Le cynisme de l’international envers Haïti, ou le déroulement d’un sinistre film d’occupation !
Par Joel Leon
Philadelphie, USA – C’est du « déjà vu », on ne peut plus berner le peuple. L’international planifie l’occupation en bonne et due forme de la république souveraine d’Haïti.
Voilà le déroulement de la pellicule.
La prise en otage du pays par les gangs lourdement armés. Le démantèlement de l’État central. L’assassinat du président Jovenel Moise…sont autant d’éléments stratégiques qui conduisent à l’application du plan macabre de l’international pour soustraire le peuple haïtien de sa souveraineté.
Les derniers événements :
1-La pompeuse publication dans les colonnes du « New York Times », le plus grand quotidien américain, d’un article fielleux qui dénonce en termes d’acides la participation de l’ancien président Michel Martelly dans l’assassinat de Jovenel moise et dans le trafique de la drogue.
2- Juste 72 heures plus tard, le « Washington Post », un autre puissant journal des Etats-Unis, a enfoncé le clou dans la plaie, en appelant ouvertement à l’arrestation de Michel Martelly par l’administration de Joe Biden.
3-Le 11 décembre dernier, au cours d’un sommet qui réunissait les pays suivants : le Panama, le Costa-Rica et la république Dominicaine…ont fait sortir une résolution qui faisait appel aux Etats-Unis, le Canada, la France, l’Union Européenne, le Conseil de Sécurité des Nations-Unies…d’envoyer une force d’occupation dans le pays pour « maintenir et préserver la paix ».

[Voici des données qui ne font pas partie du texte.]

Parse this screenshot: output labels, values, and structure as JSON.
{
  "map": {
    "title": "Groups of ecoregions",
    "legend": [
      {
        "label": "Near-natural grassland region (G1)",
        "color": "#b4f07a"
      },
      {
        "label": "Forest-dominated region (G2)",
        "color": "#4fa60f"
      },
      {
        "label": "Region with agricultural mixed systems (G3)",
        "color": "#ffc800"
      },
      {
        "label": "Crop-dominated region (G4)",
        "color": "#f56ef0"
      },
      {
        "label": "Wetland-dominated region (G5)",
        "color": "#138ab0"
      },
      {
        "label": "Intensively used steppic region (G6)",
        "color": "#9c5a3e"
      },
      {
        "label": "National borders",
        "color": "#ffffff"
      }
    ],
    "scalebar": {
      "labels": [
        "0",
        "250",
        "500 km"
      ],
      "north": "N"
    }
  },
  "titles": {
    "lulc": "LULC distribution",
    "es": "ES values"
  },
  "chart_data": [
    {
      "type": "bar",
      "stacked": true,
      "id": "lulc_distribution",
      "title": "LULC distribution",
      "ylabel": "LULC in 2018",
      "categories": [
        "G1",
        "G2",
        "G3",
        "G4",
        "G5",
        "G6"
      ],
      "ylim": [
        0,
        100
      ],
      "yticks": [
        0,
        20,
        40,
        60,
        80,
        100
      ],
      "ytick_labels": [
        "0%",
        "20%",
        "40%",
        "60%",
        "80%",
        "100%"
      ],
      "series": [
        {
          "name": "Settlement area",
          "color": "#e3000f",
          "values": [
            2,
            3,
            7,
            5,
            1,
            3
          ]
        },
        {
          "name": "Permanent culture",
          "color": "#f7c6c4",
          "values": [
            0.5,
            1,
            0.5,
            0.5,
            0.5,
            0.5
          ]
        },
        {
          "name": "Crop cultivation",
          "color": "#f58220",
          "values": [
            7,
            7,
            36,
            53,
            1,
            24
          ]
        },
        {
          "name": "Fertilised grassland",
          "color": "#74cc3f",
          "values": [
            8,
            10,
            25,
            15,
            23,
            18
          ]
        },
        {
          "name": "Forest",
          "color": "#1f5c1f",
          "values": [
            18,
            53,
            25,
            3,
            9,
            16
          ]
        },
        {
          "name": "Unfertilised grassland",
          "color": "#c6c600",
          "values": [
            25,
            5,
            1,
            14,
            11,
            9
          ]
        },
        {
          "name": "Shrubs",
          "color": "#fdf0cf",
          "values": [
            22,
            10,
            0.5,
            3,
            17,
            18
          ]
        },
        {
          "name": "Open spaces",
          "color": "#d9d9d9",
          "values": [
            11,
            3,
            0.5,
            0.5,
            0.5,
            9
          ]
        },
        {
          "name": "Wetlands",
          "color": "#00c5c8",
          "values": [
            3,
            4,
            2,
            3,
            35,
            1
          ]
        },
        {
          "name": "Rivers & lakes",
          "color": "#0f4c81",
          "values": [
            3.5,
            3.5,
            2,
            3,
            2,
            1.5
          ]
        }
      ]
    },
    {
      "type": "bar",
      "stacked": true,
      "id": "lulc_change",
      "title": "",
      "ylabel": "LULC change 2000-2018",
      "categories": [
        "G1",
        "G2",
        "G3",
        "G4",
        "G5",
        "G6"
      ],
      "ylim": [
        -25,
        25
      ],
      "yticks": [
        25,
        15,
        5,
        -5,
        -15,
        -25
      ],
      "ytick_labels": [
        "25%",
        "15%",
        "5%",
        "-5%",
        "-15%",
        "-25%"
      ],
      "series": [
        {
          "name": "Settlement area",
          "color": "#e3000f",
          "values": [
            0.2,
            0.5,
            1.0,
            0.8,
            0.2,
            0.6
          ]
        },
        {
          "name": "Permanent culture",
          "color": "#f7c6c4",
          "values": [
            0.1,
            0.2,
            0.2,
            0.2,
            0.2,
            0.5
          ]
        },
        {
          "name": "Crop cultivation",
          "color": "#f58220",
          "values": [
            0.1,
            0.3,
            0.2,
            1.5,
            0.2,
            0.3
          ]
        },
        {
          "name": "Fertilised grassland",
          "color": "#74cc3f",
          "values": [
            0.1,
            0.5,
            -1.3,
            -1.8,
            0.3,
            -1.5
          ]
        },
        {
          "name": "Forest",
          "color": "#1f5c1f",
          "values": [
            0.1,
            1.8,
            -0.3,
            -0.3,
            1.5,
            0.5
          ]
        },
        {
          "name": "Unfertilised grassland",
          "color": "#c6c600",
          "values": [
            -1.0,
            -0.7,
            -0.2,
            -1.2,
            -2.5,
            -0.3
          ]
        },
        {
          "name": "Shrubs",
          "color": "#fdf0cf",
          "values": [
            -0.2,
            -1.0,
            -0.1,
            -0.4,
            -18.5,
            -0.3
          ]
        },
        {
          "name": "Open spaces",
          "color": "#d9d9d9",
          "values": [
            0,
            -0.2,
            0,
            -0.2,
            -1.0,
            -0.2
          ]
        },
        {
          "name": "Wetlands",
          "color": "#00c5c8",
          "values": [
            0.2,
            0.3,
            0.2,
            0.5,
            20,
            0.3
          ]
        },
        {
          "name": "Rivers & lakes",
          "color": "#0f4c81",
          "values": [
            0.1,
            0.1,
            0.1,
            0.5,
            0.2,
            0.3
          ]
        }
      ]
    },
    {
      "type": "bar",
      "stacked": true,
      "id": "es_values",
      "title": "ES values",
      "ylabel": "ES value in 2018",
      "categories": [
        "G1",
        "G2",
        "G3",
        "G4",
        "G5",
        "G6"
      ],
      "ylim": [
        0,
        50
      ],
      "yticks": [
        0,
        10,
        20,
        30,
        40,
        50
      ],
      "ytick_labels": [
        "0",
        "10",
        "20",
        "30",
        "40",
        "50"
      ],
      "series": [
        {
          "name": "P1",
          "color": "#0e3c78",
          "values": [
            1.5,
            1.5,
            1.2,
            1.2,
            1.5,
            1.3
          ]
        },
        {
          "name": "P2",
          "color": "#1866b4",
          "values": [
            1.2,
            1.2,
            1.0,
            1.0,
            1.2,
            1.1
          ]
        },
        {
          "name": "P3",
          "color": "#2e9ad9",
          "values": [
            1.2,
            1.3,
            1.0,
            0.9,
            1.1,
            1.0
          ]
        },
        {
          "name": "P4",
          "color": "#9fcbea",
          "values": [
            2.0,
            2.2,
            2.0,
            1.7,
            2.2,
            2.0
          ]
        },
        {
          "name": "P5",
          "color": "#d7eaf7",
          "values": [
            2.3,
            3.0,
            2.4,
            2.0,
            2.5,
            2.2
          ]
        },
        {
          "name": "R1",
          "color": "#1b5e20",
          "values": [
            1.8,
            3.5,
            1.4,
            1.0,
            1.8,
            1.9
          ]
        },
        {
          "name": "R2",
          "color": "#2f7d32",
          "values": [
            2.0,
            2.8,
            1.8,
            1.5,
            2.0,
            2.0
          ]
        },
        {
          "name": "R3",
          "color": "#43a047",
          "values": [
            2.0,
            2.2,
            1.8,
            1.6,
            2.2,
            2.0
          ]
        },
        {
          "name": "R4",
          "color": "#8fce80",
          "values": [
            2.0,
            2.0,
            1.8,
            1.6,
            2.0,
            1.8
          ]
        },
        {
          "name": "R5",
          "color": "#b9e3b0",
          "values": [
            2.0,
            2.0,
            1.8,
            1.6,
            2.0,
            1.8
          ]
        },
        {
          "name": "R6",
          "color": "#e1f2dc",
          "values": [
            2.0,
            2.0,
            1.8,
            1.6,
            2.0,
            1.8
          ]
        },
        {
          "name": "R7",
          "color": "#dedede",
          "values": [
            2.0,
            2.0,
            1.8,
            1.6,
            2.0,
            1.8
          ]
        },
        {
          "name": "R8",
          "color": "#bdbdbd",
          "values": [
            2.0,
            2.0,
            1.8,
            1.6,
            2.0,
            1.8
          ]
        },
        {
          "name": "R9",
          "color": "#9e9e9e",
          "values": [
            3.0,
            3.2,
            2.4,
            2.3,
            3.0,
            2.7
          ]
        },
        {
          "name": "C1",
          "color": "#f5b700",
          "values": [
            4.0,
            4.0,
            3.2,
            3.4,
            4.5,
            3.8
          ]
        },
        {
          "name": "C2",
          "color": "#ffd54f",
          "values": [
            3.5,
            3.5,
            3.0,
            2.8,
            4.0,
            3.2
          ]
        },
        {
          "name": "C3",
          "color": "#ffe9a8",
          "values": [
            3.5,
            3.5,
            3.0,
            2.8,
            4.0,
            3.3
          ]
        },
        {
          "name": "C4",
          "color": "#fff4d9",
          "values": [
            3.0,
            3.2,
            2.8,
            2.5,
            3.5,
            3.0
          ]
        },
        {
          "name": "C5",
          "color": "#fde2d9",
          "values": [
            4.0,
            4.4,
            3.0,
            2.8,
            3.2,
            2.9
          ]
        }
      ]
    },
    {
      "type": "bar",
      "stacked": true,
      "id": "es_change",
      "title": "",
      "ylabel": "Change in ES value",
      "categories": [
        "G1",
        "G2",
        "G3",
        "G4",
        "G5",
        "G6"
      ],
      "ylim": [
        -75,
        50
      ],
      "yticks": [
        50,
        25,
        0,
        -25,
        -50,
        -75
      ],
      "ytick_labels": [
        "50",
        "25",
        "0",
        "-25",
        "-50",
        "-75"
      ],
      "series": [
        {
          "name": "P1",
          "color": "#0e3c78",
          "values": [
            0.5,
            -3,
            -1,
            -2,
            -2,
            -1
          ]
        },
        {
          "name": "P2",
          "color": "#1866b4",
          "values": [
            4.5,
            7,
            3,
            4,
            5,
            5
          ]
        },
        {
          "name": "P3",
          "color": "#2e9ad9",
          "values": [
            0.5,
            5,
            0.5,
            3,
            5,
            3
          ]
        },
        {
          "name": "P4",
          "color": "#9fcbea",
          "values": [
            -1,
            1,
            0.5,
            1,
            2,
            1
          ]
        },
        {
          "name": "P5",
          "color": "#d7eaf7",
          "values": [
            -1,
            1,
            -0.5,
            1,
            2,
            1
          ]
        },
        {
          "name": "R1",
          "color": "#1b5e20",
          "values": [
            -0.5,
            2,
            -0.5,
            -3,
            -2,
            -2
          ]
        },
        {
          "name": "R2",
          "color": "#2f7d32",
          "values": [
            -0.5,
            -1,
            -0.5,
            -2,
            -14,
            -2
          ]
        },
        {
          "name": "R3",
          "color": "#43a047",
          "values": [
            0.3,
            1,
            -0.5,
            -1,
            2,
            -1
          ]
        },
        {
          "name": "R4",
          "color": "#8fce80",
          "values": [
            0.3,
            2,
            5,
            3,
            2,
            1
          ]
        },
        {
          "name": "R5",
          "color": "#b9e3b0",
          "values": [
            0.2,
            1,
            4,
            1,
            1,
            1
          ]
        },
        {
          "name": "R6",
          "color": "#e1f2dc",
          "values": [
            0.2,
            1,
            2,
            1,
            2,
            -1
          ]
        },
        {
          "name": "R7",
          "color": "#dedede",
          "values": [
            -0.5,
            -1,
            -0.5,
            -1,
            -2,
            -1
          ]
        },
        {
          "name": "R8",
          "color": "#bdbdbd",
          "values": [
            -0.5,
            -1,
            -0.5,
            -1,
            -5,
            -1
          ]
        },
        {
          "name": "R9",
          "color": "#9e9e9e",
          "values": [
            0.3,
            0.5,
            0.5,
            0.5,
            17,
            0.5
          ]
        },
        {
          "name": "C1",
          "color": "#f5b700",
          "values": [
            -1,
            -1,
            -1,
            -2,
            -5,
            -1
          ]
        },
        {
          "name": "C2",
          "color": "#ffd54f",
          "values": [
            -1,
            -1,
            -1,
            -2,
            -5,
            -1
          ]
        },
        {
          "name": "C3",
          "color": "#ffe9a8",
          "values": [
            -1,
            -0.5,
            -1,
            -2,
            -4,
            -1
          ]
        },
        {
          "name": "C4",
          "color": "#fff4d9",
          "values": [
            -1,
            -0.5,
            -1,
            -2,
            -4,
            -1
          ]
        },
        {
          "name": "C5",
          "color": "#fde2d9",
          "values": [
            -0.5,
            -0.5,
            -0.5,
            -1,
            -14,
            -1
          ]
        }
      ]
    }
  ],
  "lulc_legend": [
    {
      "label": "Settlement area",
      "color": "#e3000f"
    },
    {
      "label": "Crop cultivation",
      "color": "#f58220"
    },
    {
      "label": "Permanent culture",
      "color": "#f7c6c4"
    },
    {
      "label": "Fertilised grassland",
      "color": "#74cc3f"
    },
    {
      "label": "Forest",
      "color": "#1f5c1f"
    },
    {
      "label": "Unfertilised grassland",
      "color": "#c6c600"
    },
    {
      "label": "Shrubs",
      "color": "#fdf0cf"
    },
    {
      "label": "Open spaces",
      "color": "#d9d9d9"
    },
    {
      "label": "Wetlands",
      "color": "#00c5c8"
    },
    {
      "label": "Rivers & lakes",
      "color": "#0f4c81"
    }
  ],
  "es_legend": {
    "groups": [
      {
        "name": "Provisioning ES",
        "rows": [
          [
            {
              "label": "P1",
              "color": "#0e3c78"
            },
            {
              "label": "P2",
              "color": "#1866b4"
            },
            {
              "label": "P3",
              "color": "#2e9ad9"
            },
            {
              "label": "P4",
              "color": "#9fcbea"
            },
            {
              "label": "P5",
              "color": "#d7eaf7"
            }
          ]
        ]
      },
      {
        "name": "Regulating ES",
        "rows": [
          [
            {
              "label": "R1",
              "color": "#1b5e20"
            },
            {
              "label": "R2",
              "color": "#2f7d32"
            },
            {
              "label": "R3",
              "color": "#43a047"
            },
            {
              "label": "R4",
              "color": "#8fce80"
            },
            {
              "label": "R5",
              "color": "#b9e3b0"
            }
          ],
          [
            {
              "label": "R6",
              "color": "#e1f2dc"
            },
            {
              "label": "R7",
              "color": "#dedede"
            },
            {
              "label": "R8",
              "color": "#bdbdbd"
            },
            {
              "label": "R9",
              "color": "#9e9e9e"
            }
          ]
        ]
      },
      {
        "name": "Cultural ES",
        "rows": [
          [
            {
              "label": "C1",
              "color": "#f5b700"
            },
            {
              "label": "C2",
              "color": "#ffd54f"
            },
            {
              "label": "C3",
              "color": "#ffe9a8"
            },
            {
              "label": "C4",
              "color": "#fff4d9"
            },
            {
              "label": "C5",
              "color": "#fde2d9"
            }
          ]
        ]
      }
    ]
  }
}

4-Les Etats-Unis d’Amérique, sous le leadership du sous-secrétaire d’État hémisphérique, Mr Brian Nichols, prennent l’initiative d’organiser une rencontre virtuelle ce vendredi 17 décembre avec les partenaires d’Haïti. Au cours de cette réunion, les partenaires d’Haïti « discuteront autour de tout un ensemble de points, allant de la détérioration de la situation sécuritaire, des conditions économiques… ».
5- « Miami Herald », un autre grand magnat de l’opinion publique américaine, publie aujourd’hui un éditorial sous le titre de « Il est temps que les Casques bleus des Nations Unies retournent en Haïti-et fassent les choses correctement cette fois ».
Tous ces appels directs ou indirects pleuvent sur la presse en moins d’une semaine. Cela dit, quelque part il y a une précipitation stratégique qui coïncide avec le pourrissement profond de la crise générale qui frappe le pays. Ceux qui appellent à l’intervention militaire, suivie d’occupation, omettent de mentionner que les troupes des Nations-Unies venaient de passer plus d’une décennie dans le pays, dans le but de le stabiliser. Le résultat a été lamentable, la situation s’est empirée plus de mille fois qu’avant. Dans la honte, les casques-bleu durent partir, en laissant près de 15.000 cadavres victimes du choléra qu’ils avaient eux-mêmes introduit dans les pays.
A noter, que les 16 otages américains et le canadien viennent à peine d’être libérés dans les conditions les plus opaques. Il n’y avait jamais eu d’exclusive couverture de cette histoire par la presse américaine. La libération aussi des missionnaires se fait sans tambours ni trompettes. Toutefois, CNN a dit avoir confirmé qu’une rançon a été livrée aux kidnappeurs, sans mentionner de chiffres.
La complicité directe des élites
Haïti n’a jamais été un pays producteur d’armes. En revanche, le pays est inondé de tous les calibres d’armes de guerre qu’on pouvait imaginer. Certains bandits avaient l’habitude de brandir le drapeau américain au cours des sorties médiatiques. La représentante des Nations-Unies, Mme Lalime était allée très loin jusqu’à applaudir l’initiative des gangs de se fédérer.
Les dirigeants haïtiens, toutes tendances confondues, font le jeu de l’international. Ils se radicalisent de plus en plus dans la méchanceté et l’apatridie, sans jamais initier des pourparlers sincères et patriotiques tendant vers le résultat d’un compromis historique de peuple. Au contraire, s’ils ne sollicitent pas la présence étrangère directement dans le pays, ils le font de façon camouflée. En tout état de cause, l’histoire retiendra qu’à un moment historique donné, les élites politiques, économiques et psychologiques du pays se faisaient l’apanage de l’international pour, encore une fois humilier l’âme nationale !
Le pire, en désespoir de cause face à l’assaut permanent des bandes armées, une bonne frange de la nation ne souhaite que cela. Coincée, acculée et sans direction, la population accueillera à bras ouverts leurs propres bourreaux. Ainsi s’accentue la déchéance d’une si belle épopée, 1804!